There is, however, a more immediate and relevant question: How much will Connell’s death, even if the accident was entirely without malfeasance, impede congressional committee investigations into the more controversial activities of the Bush administration over the past eight years — including the ongoing investigation into thousands of missing White House-RNC emails sent and received by some 22 White House political aides, including Rove. These emails are believed likely to shed light on the political firings of U.S. Attorneys, and to show if the White House had any role in controversial decisions to prosecute former Alabama Democratic Governor Don Siegelman.

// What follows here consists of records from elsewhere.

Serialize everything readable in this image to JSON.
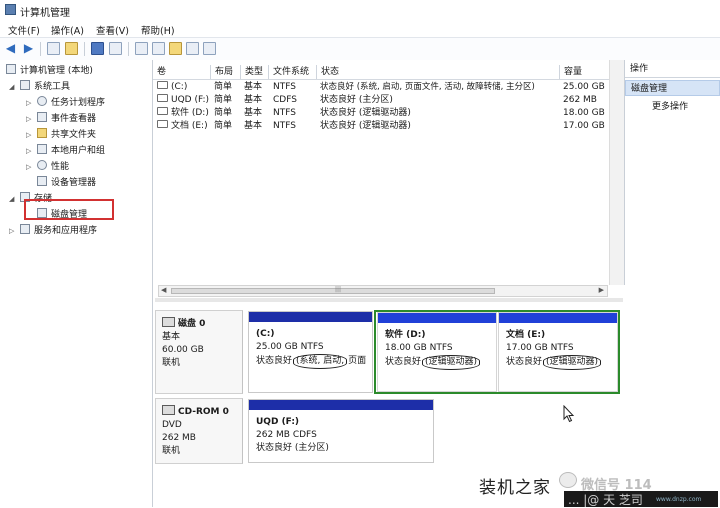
{
  "window": {
    "title": "计算机管理"
  },
  "menu": [
    {
      "label": "文件(F)"
    },
    {
      "label": "操作(A)"
    },
    {
      "label": "查看(V)"
    },
    {
      "label": "帮助(H)"
    }
  ],
  "tree": {
    "root": "计算机管理 (本地)",
    "items": [
      {
        "label": "系统工具"
      },
      {
        "label": "任务计划程序"
      },
      {
        "label": "事件查看器"
      },
      {
        "label": "共享文件夹"
      },
      {
        "label": "本地用户和组"
      },
      {
        "label": "性能"
      },
      {
        "label": "设备管理器"
      },
      {
        "label": "存储"
      },
      {
        "label": "磁盘管理"
      },
      {
        "label": "服务和应用程序"
      }
    ]
  },
  "volumes": {
    "headers": [
      "卷",
      "布局",
      "类型",
      "文件系统",
      "状态",
      "容量"
    ],
    "rows": [
      {
        "vol": "(C:)",
        "layout": "简单",
        "type": "基本",
        "fs": "NTFS",
        "status": "状态良好 (系统, 启动, 页面文件, 活动, 故障转储, 主分区)",
        "cap": "25.00 GB"
      },
      {
        "vol": "UQD (F:)",
        "layout": "简单",
        "type": "基本",
        "fs": "CDFS",
        "status": "状态良好 (主分区)",
        "cap": "262 MB"
      },
      {
        "vol": "软件 (D:)",
        "layout": "简单",
        "type": "基本",
        "fs": "NTFS",
        "status": "状态良好 (逻辑驱动器)",
        "cap": "18.00 GB"
      },
      {
        "vol": "文档 (E:)",
        "layout": "简单",
        "type": "基本",
        "fs": "NTFS",
        "status": "状态良好 (逻辑驱动器)",
        "cap": "17.00 GB"
      }
    ]
  },
  "disks": [
    {
      "name": "磁盘 0",
      "type": "基本",
      "size": "60.00 GB",
      "state": "联机",
      "partitions": [
        {
          "title": "(C:)",
          "detail": "25.00 GB NTFS",
          "status_prefix": "状态良好",
          "status_marked": "(系统, 启动,",
          "status_rest": "页面"
        },
        {
          "title": "软件 (D:)",
          "detail": "18.00 GB NTFS",
          "status_prefix": "状态良好",
          "status_marked": "(逻辑驱动器)",
          "status_rest": ""
        },
        {
          "title": "文档 (E:)",
          "detail": "17.00 GB NTFS",
          "status_prefix": "状态良好",
          "status_marked": "(逻辑驱动器)",
          "status_rest": ""
        }
      ]
    },
    {
      "name": "CD-ROM 0",
      "type": "DVD",
      "size": "262 MB",
      "state": "联机",
      "partitions": [
        {
          "title": "UQD (F:)",
          "detail": "262 MB CDFS",
          "status_prefix": "状态良好 (主分区)"
        }
      ]
    }
  ],
  "actions": {
    "header": "操作",
    "selected": "磁盘管理",
    "more": "更多操作"
  },
  "watermark": {
    "site": "装机之家",
    "wechat": "微信号 114",
    "handle": "...   |@  天  芝司",
    "small": "www.dnzp.com"
  }
}
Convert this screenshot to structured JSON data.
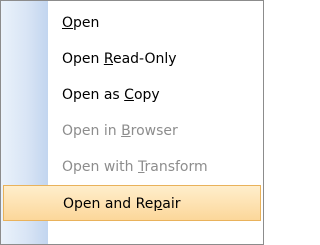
{
  "menu": {
    "items": [
      {
        "before": "",
        "key": "O",
        "after": "pen",
        "enabled": true,
        "highlighted": false
      },
      {
        "before": "Open ",
        "key": "R",
        "after": "ead-Only",
        "enabled": true,
        "highlighted": false
      },
      {
        "before": "Open as ",
        "key": "C",
        "after": "opy",
        "enabled": true,
        "highlighted": false
      },
      {
        "before": "Open in ",
        "key": "B",
        "after": "rowser",
        "enabled": false,
        "highlighted": false
      },
      {
        "before": "Open with ",
        "key": "T",
        "after": "ransform",
        "enabled": false,
        "highlighted": false
      },
      {
        "before": "Open and Re",
        "key": "p",
        "after": "air",
        "enabled": true,
        "highlighted": true
      }
    ]
  },
  "colors": {
    "highlight_fill": "#fcd79a",
    "highlight_border": "#e9b25b",
    "disabled_text": "#8d8d8d",
    "gutter": "#d9e5f5"
  }
}
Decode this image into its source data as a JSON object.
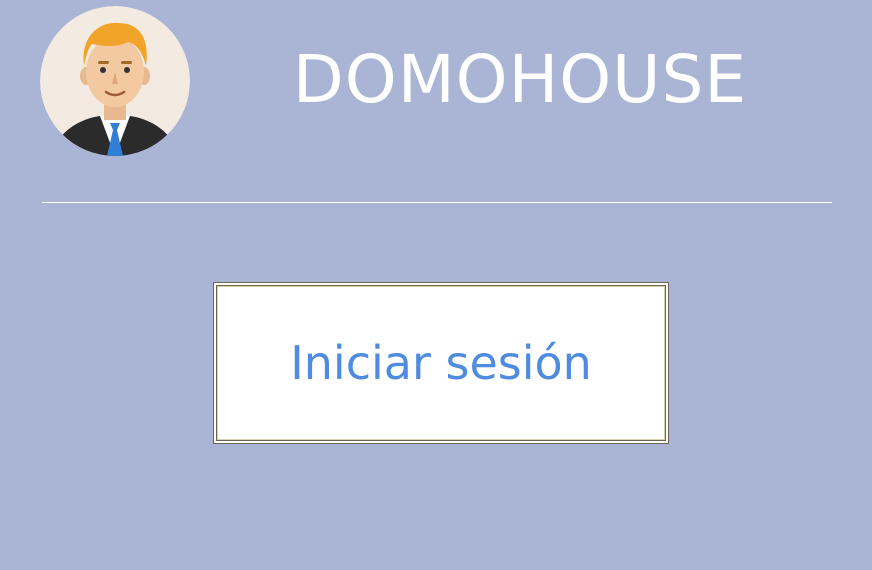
{
  "header": {
    "title": "DOMOHOUSE",
    "avatar_icon": "user-avatar-icon"
  },
  "actions": {
    "login_label": "Iniciar sesión"
  },
  "colors": {
    "background": "#aab5d5",
    "title": "#ffffff",
    "divider": "#ffffff",
    "button_bg": "#ffffff",
    "button_text": "#4f8ce0",
    "button_border": "#6e6450"
  }
}
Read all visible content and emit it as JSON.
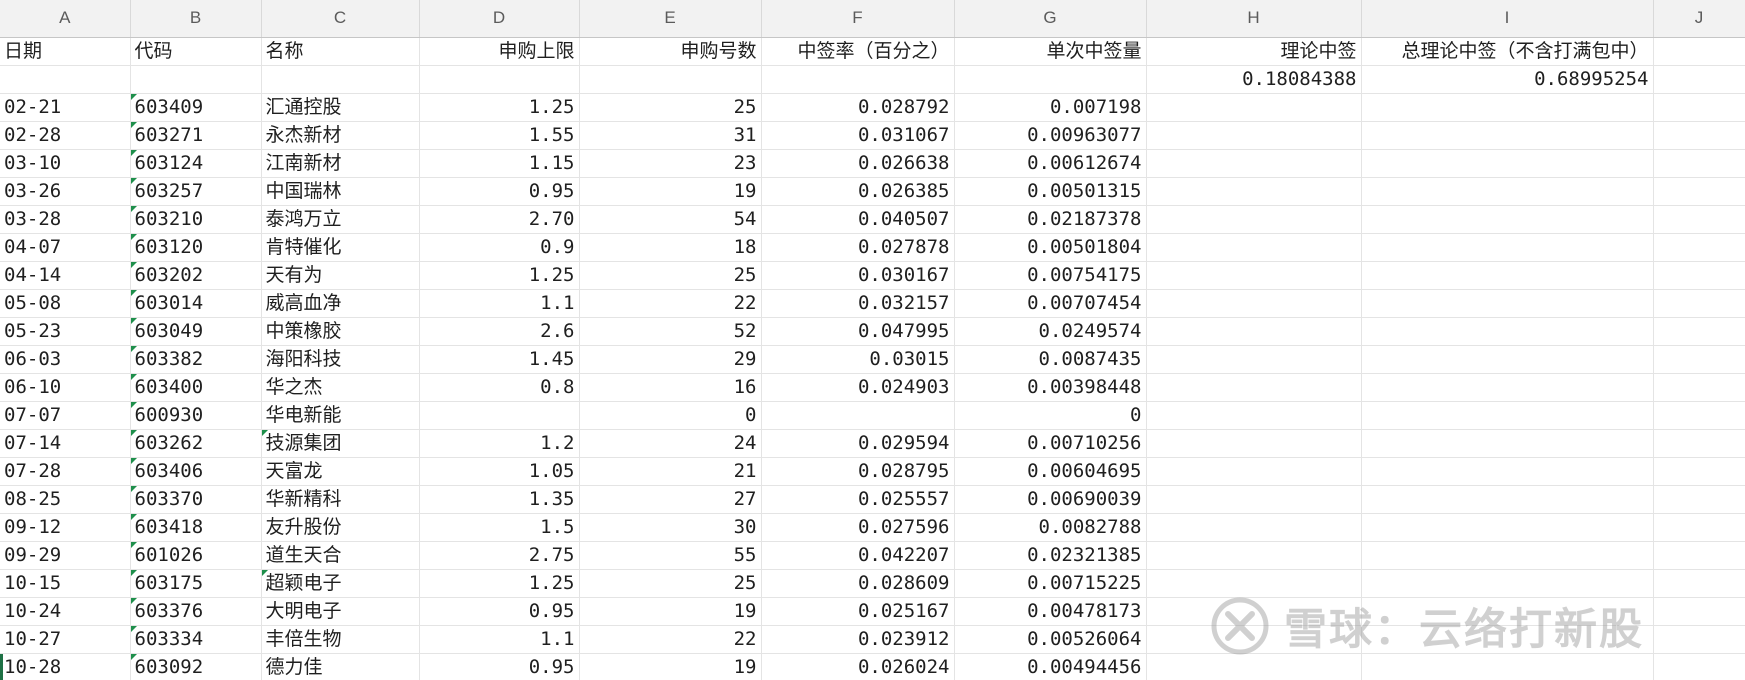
{
  "sheet": {
    "column_letters": [
      "A",
      "B",
      "C",
      "D",
      "E",
      "F",
      "G",
      "H",
      "I",
      "J"
    ],
    "headers": [
      "日期",
      "代码",
      "名称",
      "申购上限",
      "申购号数",
      "中签率（百分之）",
      "单次中签量",
      "理论中签",
      "总理论中签（不含打满包中）",
      ""
    ],
    "summary_row": [
      "",
      "",
      "",
      "",
      "",
      "",
      "",
      "0.18084388",
      "0.68995254",
      ""
    ],
    "rows": [
      [
        "02-21",
        "603409",
        "汇通控股",
        "1.25",
        "25",
        "0.028792",
        "0.007198",
        "",
        "",
        ""
      ],
      [
        "02-28",
        "603271",
        "永杰新材",
        "1.55",
        "31",
        "0.031067",
        "0.00963077",
        "",
        "",
        ""
      ],
      [
        "03-10",
        "603124",
        "江南新材",
        "1.15",
        "23",
        "0.026638",
        "0.00612674",
        "",
        "",
        ""
      ],
      [
        "03-26",
        "603257",
        "中国瑞林",
        "0.95",
        "19",
        "0.026385",
        "0.00501315",
        "",
        "",
        ""
      ],
      [
        "03-28",
        "603210",
        "泰鸿万立",
        "2.70",
        "54",
        "0.040507",
        "0.02187378",
        "",
        "",
        ""
      ],
      [
        "04-07",
        "603120",
        "肯特催化",
        "0.9",
        "18",
        "0.027878",
        "0.00501804",
        "",
        "",
        ""
      ],
      [
        "04-14",
        "603202",
        "天有为",
        "1.25",
        "25",
        "0.030167",
        "0.00754175",
        "",
        "",
        ""
      ],
      [
        "05-08",
        "603014",
        "威高血净",
        "1.1",
        "22",
        "0.032157",
        "0.00707454",
        "",
        "",
        ""
      ],
      [
        "05-23",
        "603049",
        "中策橡胶",
        "2.6",
        "52",
        "0.047995",
        "0.0249574",
        "",
        "",
        ""
      ],
      [
        "06-03",
        "603382",
        "海阳科技",
        "1.45",
        "29",
        "0.03015",
        "0.0087435",
        "",
        "",
        ""
      ],
      [
        "06-10",
        "603400",
        "华之杰",
        "0.8",
        "16",
        "0.024903",
        "0.00398448",
        "",
        "",
        ""
      ],
      [
        "07-07",
        "600930",
        "华电新能",
        "",
        "0",
        "",
        "0",
        "",
        "",
        ""
      ],
      [
        "07-14",
        "603262",
        "技源集团",
        "1.2",
        "24",
        "0.029594",
        "0.00710256",
        "",
        "",
        ""
      ],
      [
        "07-28",
        "603406",
        "天富龙",
        "1.05",
        "21",
        "0.028795",
        "0.00604695",
        "",
        "",
        ""
      ],
      [
        "08-25",
        "603370",
        "华新精科",
        "1.35",
        "27",
        "0.025557",
        "0.00690039",
        "",
        "",
        ""
      ],
      [
        "09-12",
        "603418",
        "友升股份",
        "1.5",
        "30",
        "0.027596",
        "0.0082788",
        "",
        "",
        ""
      ],
      [
        "09-29",
        "601026",
        "道生天合",
        "2.75",
        "55",
        "0.042207",
        "0.02321385",
        "",
        "",
        ""
      ],
      [
        "10-15",
        "603175",
        "超颖电子",
        "1.25",
        "25",
        "0.028609",
        "0.00715225",
        "",
        "",
        ""
      ],
      [
        "10-24",
        "603376",
        "大明电子",
        "0.95",
        "19",
        "0.025167",
        "0.00478173",
        "",
        "",
        ""
      ],
      [
        "10-27",
        "603334",
        "丰倍生物",
        "1.1",
        "22",
        "0.023912",
        "0.00526064",
        "",
        "",
        ""
      ],
      [
        "10-28",
        "603092",
        "德力佳",
        "0.95",
        "19",
        "0.026024",
        "0.00494456",
        "",
        "",
        ""
      ]
    ]
  },
  "watermark": {
    "text": "雪球：云络打新股",
    "icon": "xueqiu-logo"
  },
  "colors": {
    "header_bg": "#f2f2f2",
    "grid": "#e4e4e4",
    "text_number_flag": "#1e8f4b"
  }
}
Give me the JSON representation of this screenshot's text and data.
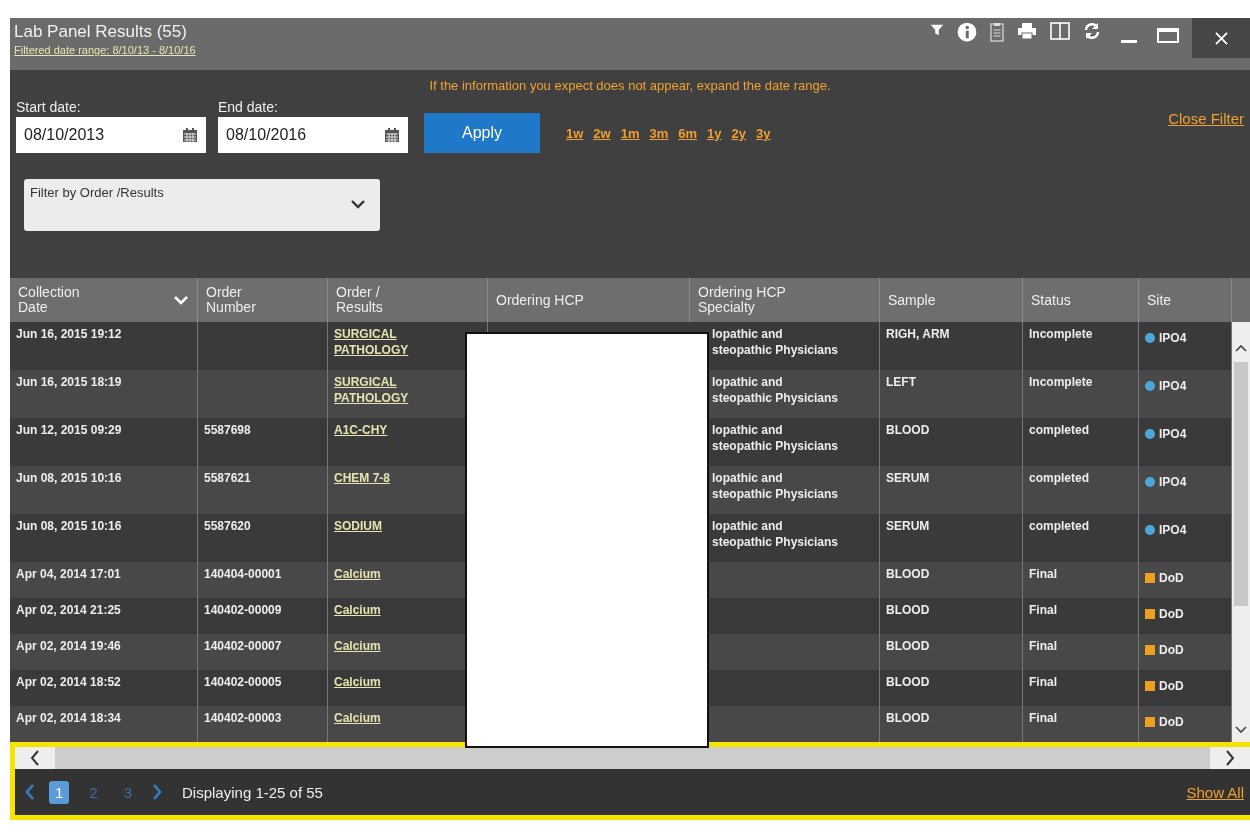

Edsall, who has a reputation for credible, quality journalism, spoke to a “close friend” of Connell, who worked “extensively” with the consultant before his death, and who believes Connell “was more involved in that than a lot of people were let to believe.” The friend added that Connell “may have been ‘developing second thoughts’ after years of being convinced that ‘working for the Republican cause was doing God’s work.'” Edsall added, “As it stands now, whatever Connell knew about the activities of Karl Rove and other Republican operatives will go with him to his grave.”
The implication, I suppose, is that Connell had damaging information, may have been prepared to share it, and his plane crash was the possible result of foul play.
Without tangible evidence, I remain extremely skeptical about all of this. Indeed, it seems to me the political world has already learned volumes of scandalous information about the activities of the Bush White House, and if these guys were in the habit of killing people to cover up wrongdoing, they probably wouldn’t have started a month before Bush leaves office for good.
I recall all kinds of truly insane ideas from far-right activists surrounding the deaths of Ron Brown and Vince Foster in the 1990s, so I’m especially reluctant to see a repeat now. That said, Edsall’s piece raises the visibility of the story, so expect to hear more about it in the coming weeks.